~ Svatmarama, Author Hatha Yoga Pradipika, 15th century CE.
Walk in to your local health club, community center or mass-market Yoga Studio like Lifetime Yoga or CorePower, and you might think that the ancients of yore were doing sun salutations and breakneck speed, staring at their reflections in pools while a band of drummers sang and played. It would be easy to assume that all those men were sporting white loincloth diapers (with logos?) to show off their “yoga butts” and “ab fab abs.”
In fact, yoga had a long, 2000 year history before anyone probably ever thought of a warrior pose. The main, if not the only pose, was padmatasana (lotus), the seated position you often find the Buddha portrayed in. After all, before Buddha was The Buddha, he was a yogi! That was the spiritual path of his day, codified 500 years earlier, by an author(s) known as Patanjali in the Yoga Sutras. It is in these sutras the 8-Limb path of “Astanga” yoga resides:
1) Yama: restraints, ethical practices, similar to 10 Commandments
2) Niyyama: observances, daily practices
3) Asana: the physical postures
4) Pranayama: breath control
5)Pratyahara: withdrawl from external sensory input (comparable to “the zone” in athletics)
6)Dharana: the first stage of concentration
7) Dhyana: meditation (moments of cocentration strung together and elevated)
8) Samadhi: ecstasy (renounce the material world and move to the himilayas)
While there is a successive nature to the practices, the idea is, as you move “up” you don’t abandon the previous levels. Rather, you keep developing all the “limbs” in your path toward transformation as a better, more complete person (think self-actualization and Maslow’s hierarchy in the West).
So what do we have in our local yoga classes? Usually, we have #3, Asana, practiced nearly in isolation from the others. Instructors love to speak at length about “alignment” as though putting your back foot at a 45 degree angle, instead of perpendicular to your front foot would some how light the fire of your very soul and change your life forever! (Actually, where you put your foot depends on the shape and placement of your hip sockets–but that’s another subject).
Going back to the limbs, in Patanjali’s classical yoga, the first 3-Limbs are considered the domain of “Hatha” yoga. That said, it should be clarified, that in Patanjali’s Yoga Sutras, the idea of yoga postures and advanced Asana is pretty sparse. The emphasis is, again, lotus pose, which I have to say I’ve rarely heard instructed around town. The postures as we would recognize them today evolved in the Hatha Yoga Pradipika written sometime around the 1300’s. It could also be argued that they really weren’t fine-tuned , expanded upon or practiced widely up until about the last 100 years. So, to say that you follow “Patanjali’s 8-Limb path” when your practice is jumping from asana to asana, it’s not obvious.
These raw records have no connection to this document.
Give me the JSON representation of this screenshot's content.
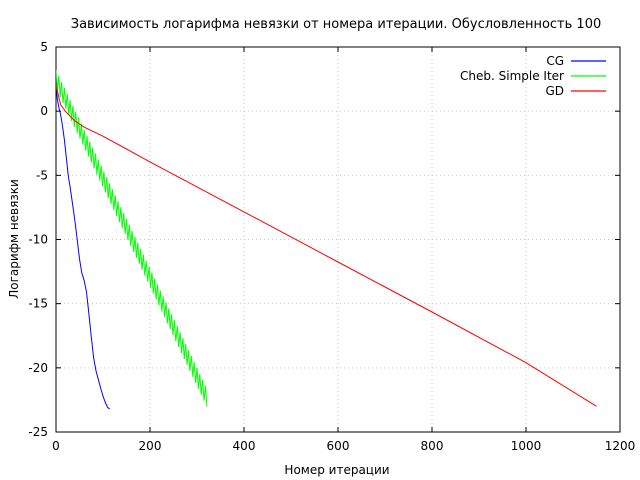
{
  "chart_data": {
    "type": "line",
    "title": "Зависимость логарифма невязки от номера итерации. Обусловленность 100",
    "xlabel": "Номер итерации",
    "ylabel": "Логарифм невязки",
    "xlim": [
      0,
      1200
    ],
    "ylim": [
      -25,
      5
    ],
    "xticks": [
      0,
      200,
      400,
      600,
      800,
      1000,
      1200
    ],
    "yticks": [
      5,
      0,
      -5,
      -10,
      -15,
      -20,
      -25
    ],
    "grid": true,
    "legend_position": "top-right",
    "series": [
      {
        "name": "CG",
        "color": "#0000ff",
        "x": [
          0,
          3,
          6,
          10,
          14,
          18,
          22,
          26,
          30,
          35,
          40,
          45,
          50,
          55,
          60,
          65,
          70,
          75,
          80,
          85,
          90,
          95,
          100,
          105,
          110,
          114
        ],
        "y": [
          2.0,
          0.9,
          0.3,
          -0.3,
          -1.2,
          -2.3,
          -3.6,
          -5.0,
          -5.9,
          -7.2,
          -8.5,
          -10.0,
          -11.5,
          -12.6,
          -13.2,
          -14.1,
          -15.8,
          -17.6,
          -19.2,
          -20.2,
          -20.9,
          -21.6,
          -22.2,
          -22.7,
          -23.1,
          -23.2
        ]
      },
      {
        "name": "Cheb. Simple Iter",
        "color": "#00ff00",
        "x_start": 0,
        "x_end": 322,
        "y_start": 2.5,
        "y_end": -22.4,
        "oscillation_amplitude": 0.7,
        "oscillation_period": 6
      },
      {
        "name": "GD",
        "color": "#ff0000",
        "x": [
          0,
          10,
          20,
          30,
          40,
          50,
          60,
          80,
          100,
          150,
          200,
          400,
          600,
          800,
          1000,
          1150
        ],
        "y": [
          2.0,
          0.5,
          0.0,
          -0.4,
          -0.75,
          -1.0,
          -1.25,
          -1.6,
          -1.95,
          -2.95,
          -3.95,
          -7.85,
          -11.75,
          -15.65,
          -19.6,
          -23.0
        ]
      }
    ]
  }
}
The Hatha Yoga Pradipika presents asanas with really one goal in mind: getting your body in shape for sitting in–you guessed it–lotus for long periods of time. Why? So you can get on with the meatier stuff–the other 5 limbs AFTER asana.
So what if you’re a sort-of stalled out Hatha Yogi, curious about going beyond your “frantic flow” class at the YMCA, Lifetime or CorePower? That said, you still need a work-out. As most of us in the modern era are confined to a desk or the car WAY BEYOND what’s healthy for our bodies, we don’t want to abandon the Asana of HATHA. Yet, we know there’s something more… Hang on, are you ready for royalty? For RAJA yoga, the “path of the Kings?”
RAJA yoga refers to the upper limbs, and starts with #4, pranayama. Most Hatha yogis who turn up in my classes have very little understanding of pranayama breathing exercises. If they have experienced them, they are usually not integral in their daily practice–maybe something they tried in a workshop once. A lot of people don’t have the patience for them and don’t understand why they’re worthwhile. The best way to find out is to integrate them and see. Go back to the limbs: if you want a greater sense of peace, calm, focus and hope to ever catch a wee glimpse of samadhi, the pranayama are the key!
But, if the idea if sitting around doing breathing exercises doesn’t grab you, you can have the “best of both worlds” –Raja and Hatha. Kripalu fuses the two together, remaining true to the Ashtanga notion that you don’t abandon any one of the limbs for the other. Kripalu views them more like spinning plates, or juggling balls–at any one time, you’re trying to keep as many as you can in the air! Thus, postures are taught as “meditation in motion” featuring long holding times. You could be meditating in lotus like the ancients, or, you could be meditating in Warrior or Pigeon –it’s all the same in Kripalu. These long holds are weight-bearing exercise and intense, as there is little to no momentum, unlike “vinyasa flow.” Sometimes pranayama exercises are done w/ the postures, sometimes they’re done seated or in corpse pose. In any case, if you want to experience a more peaceful practice that’s highly meditative and still physically challenging, the synthesis of HATHA and RAJA in Kripalu Yoga might be for you.